El CX-60 representa el salto definitivo de Mazda hacia un posicionamiento más exclusivo. Su diseño elegante, un habitáculo repleto de materiales de gran calidad y un comportamiento muy refinado lo sitúan entre los SUV más interesantes de su categoría. A ello suma unas dimensiones generosas, con 4,745 metros de longitud, una batalla de 2,870 metros y un enorme maletero de 570 litros, que puede alcanzar 1.726 litros con los asientos traseros abatidos.

Dos versiones mecánicas a elegir
La gama arranca con una mecánica especialmente llamativa. Se trata de un motor diésel de 3.3 litros asistido por tecnología microhíbrida, una combinación poco habitual en el mercado actual. Desarrolla 200 CV y 450 Nm de par, se asocia a una transmisión automática de ocho velocidades y a tracción trasera. Completa el 0 a 100 km/h en 8,4 segundos, alcanza 212 km/h y homologa un consumo medio de solo 5,3 l/100 km. Además, disfruta de la etiqueta ECO de la DGT.
El acabado Prime-Line, disponible desde 53.903 euros, ya ofrece una dotación muy completa. Incorpora llantas de aleación de 18 pulgadas, faros LED con lavafaros, cuadro de instrumentos digital de 12,3 pulgadas, navegador, Android Auto y Apple CarPlay inalámbricos, sistema Mazda Connect, ocho altavoces, alarma antirrobo, sensores de aparcamiento traseros y asistentes como el control de ángulo muerto con alerta de tráfico posterior.

Diseño, equipamiento y tecnología premium
Quienes buscan un mayor nivel de prestaciones pueden optar por la versión híbrida enchufable. En este caso, un motor de gasolina 2.5 e-Skyactiv trabaja junto a un propulsor eléctrico para desarrollar una potencia conjunta de 327 CV y 500 Nm. Gracias a una batería de 17,8 kWh, puede recorrer hasta 63 kilómetros en modo eléctrico. Acelera de 0 a 100 km/h en solo 5,8 segundos, alcanza 200 km/h y homologa un consumo combinado de apenas 1,5 l/100 km con la batería cargada.

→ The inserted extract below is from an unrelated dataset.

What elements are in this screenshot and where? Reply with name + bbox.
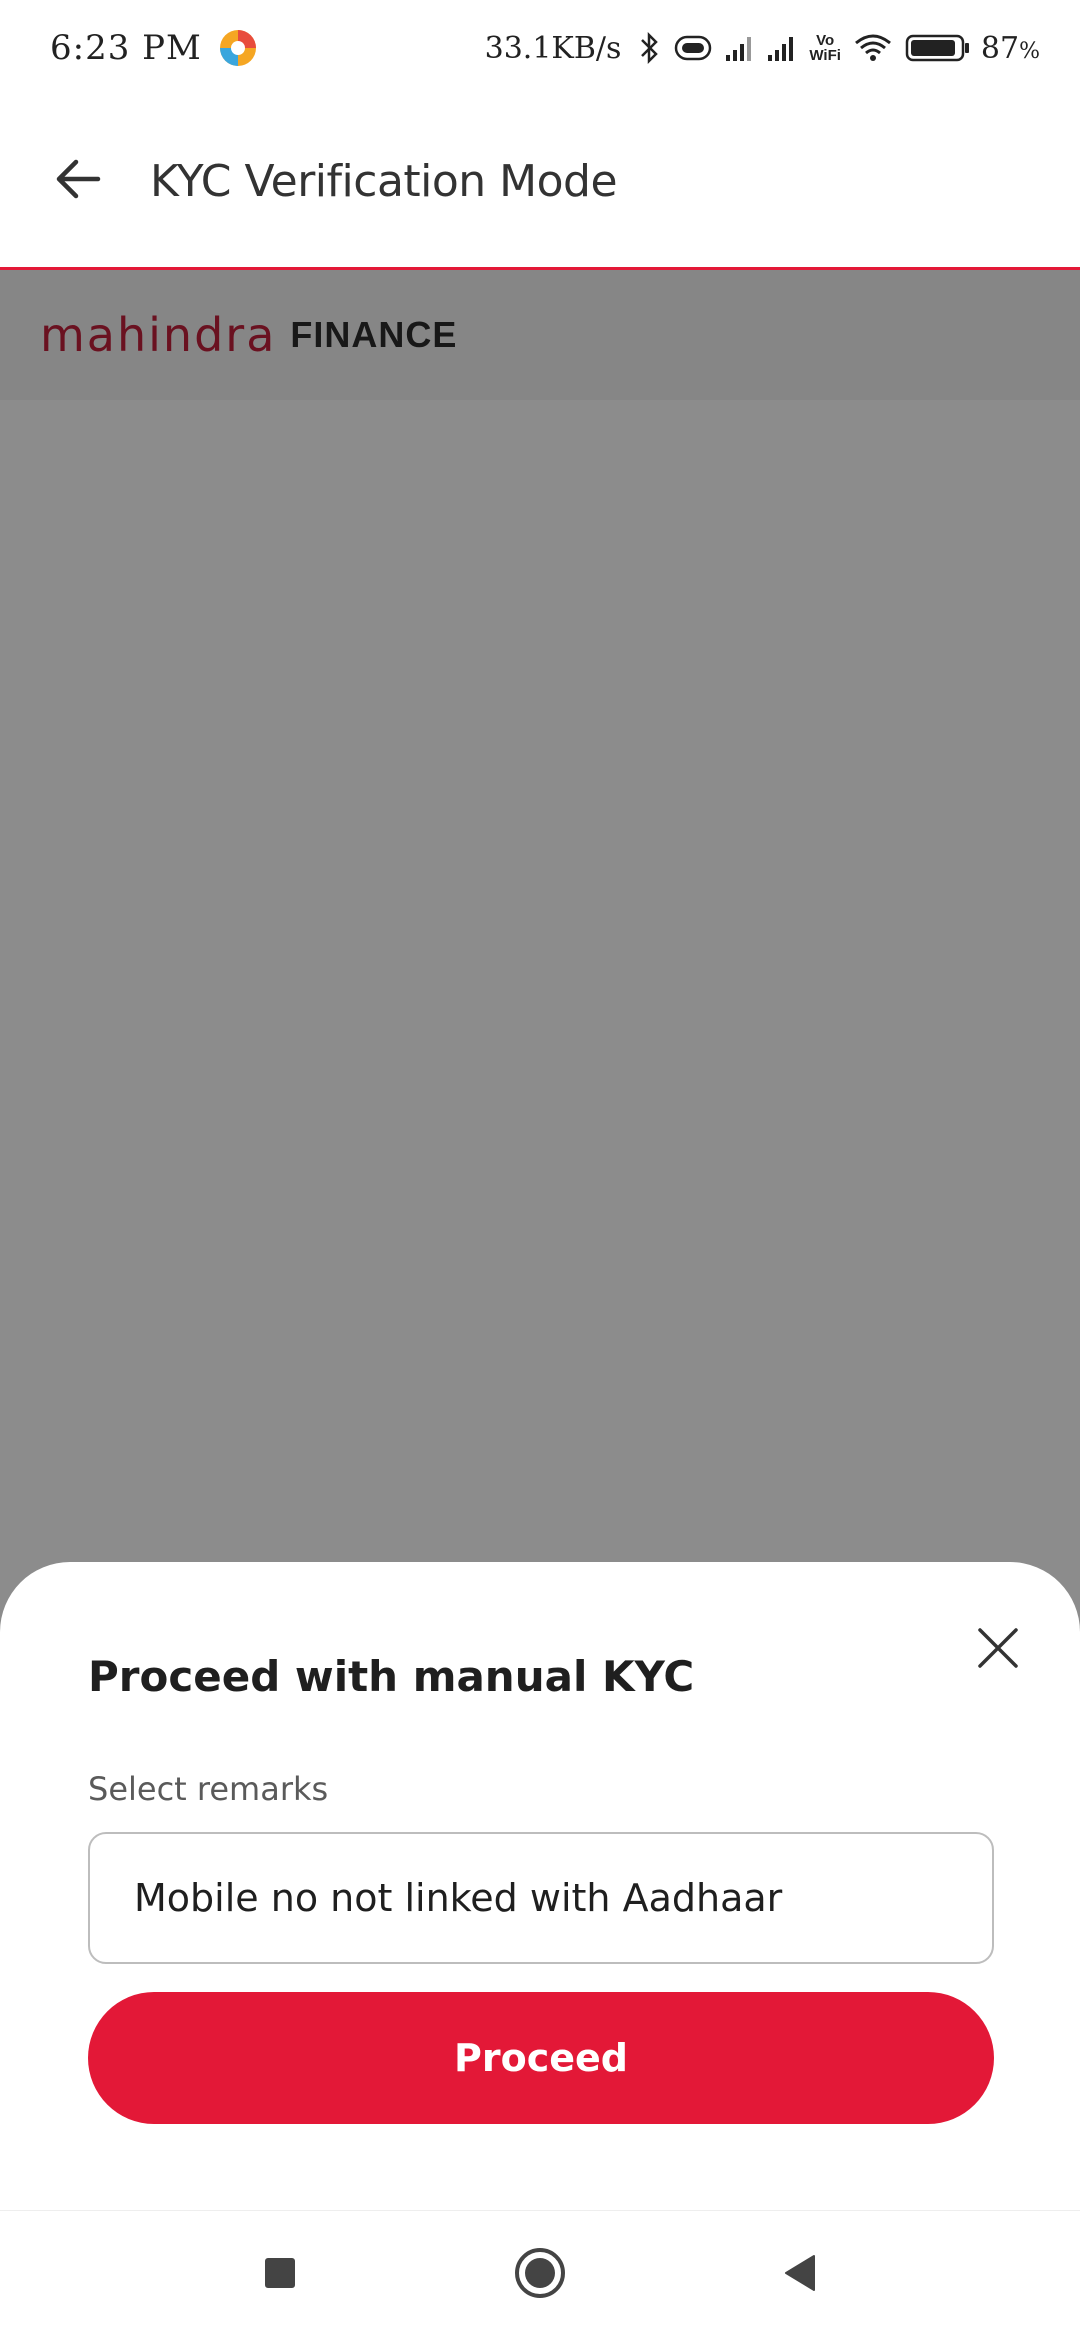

Esta variante parte de 57.299 euros y añade el acabado Exclusive-Line, que incorpora llantas de 20 pulgadas, acceso sin llave, Head-Up Display, asientos delanteros y volante calefactados, sensores de aparcamiento delanteros y traseros, nuevas molduras interiores de tacto suave, una firma luminosa LED específica y salidas de ventilación para las plazas posteriores.